United States President Donald Trump’s niece has alleged in her tell-all memoir that the Republican leader used dishonest means to secure admission to an Ivy League university, AFP reported on Wednesday. Mary Trump, the daughter of the president’s older brother Fred Trump Juniour, made the revelations in her book Too Much and Never Enough: How My Family Created the World’s Most Dangerous Man.

Mary Trump claimed that her uncle paid a friend to take his standardised exams, widely known as SATs, because he was “worried that his grade point average, which put him far from the top of his class, would scuttle his efforts to get accepted”. Donald Trump’s niece said that his friend had scored well on tests in the past and that he was paid well to cheat for him, according to BBC.

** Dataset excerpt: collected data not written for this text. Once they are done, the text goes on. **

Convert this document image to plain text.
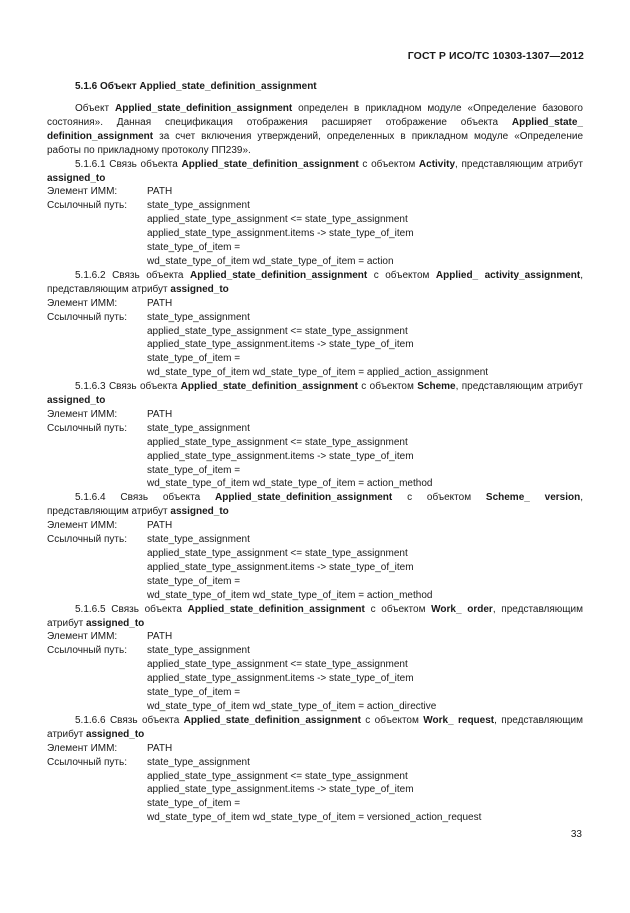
ГОСТ Р ИСО/ТС 10303-1307—2012
5.1.6 Объект Applied_state_definition_assignment
Объект Applied_state_definition_assignment определен в прикладном модуле «Определение базового состояния». Данная спецификация отображения расширяет отображение объекта Applied_state_ definition_assignment за счет включения утверждений, определенных в прикладном модуле «Определение работы по прикладному протоколу ПП239».
5.1.6.1 Связь объекта Applied_state_definition_assignment с объектом Activity, представляющим атрибут assigned_to
Элемент ИММ:	PATH
Ссылочный путь:	state_type_assignment
applied_state_type_assignment <= state_type_assignment
applied_state_type_assignment.items -> state_type_of_item
state_type_of_item =
wd_state_type_of_item wd_state_type_of_item = action
5.1.6.2 Связь объекта Applied_state_definition_assignment с объектом Applied_ activity_assignment, представляющим атрибут assigned_to
Элемент ИММ:	PATH
Ссылочный путь:	state_type_assignment
applied_state_type_assignment <= state_type_assignment
applied_state_type_assignment.items -> state_type_of_item
state_type_of_item =
wd_state_type_of_item wd_state_type_of_item = applied_action_assignment
5.1.6.3 Связь объекта Applied_state_definition_assignment с объектом Scheme, представляющим атрибут assigned_to
Элемент ИММ:	PATH
Ссылочный путь:	state_type_assignment
applied_state_type_assignment <= state_type_assignment
applied_state_type_assignment.items -> state_type_of_item
state_type_of_item =
wd_state_type_of_item wd_state_type_of_item = action_method
5.1.6.4 Связь объекта Applied_state_definition_assignment с объектом Scheme_ version, представляющим атрибут assigned_to
Элемент ИММ:	PATH
Ссылочный путь:	state_type_assignment
applied_state_type_assignment <= state_type_assignment
applied_state_type_assignment.items -> state_type_of_item
state_type_of_item =
wd_state_type_of_item wd_state_type_of_item = action_method
5.1.6.5 Связь объекта Applied_state_definition_assignment с объектом Work_ order, представляющим атрибут assigned_to
Элемент ИММ:	PATH
Ссылочный путь:	state_type_assignment
applied_state_type_assignment <= state_type_assignment
applied_state_type_assignment.items -> state_type_of_item
state_type_of_item =
wd_state_type_of_item wd_state_type_of_item = action_directive
5.1.6.6 Связь объекта Applied_state_definition_assignment с объектом Work_ request, представляющим атрибут assigned_to
Элемент ИММ:	PATH
Ссылочный путь:	state_type_assignment
applied_state_type_assignment <= state_type_assignment
applied_state_type_assignment.items -> state_type_of_item
state_type_of_item =
wd_state_type_of_item wd_state_type_of_item = versioned_action_request
33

Donald Trump had initially enrolled at the Fordham University in New York City, but later transferred to the University of Pennsylvania’s Wharton School of business.

In her book, Mary Trump also referred to the American president as a “lying narcissist” whose personality was shaped by his dominating father. The president’s niece claimed that her grandfather bullied her father and that the president was influenced by that behaviour.

Mary Trump also accused her uncle of making suggestive comments about her body while he was still married to his second wife Marla Maples. She added that Donald Trump had asked her to ghostwrite a book about him and he gave her “an aggrieved compendium of women he had expected to date but who, having refused him, were suddenly the worst, ugliest and fattest slobs he’d ever met”.

Meanwhile, the White House hit back at Mary Trump over the accusations in her book. “The absurd SAT allegation is completely false,” Deputy White House Press Secretary Sarah Matthews was quoted as saying by AFP.

Last month, the president’s former aide John Bolton published his memoir, in which he accused Donald Trump of pleading with China’s President Xi Jinping to help him get re-elected.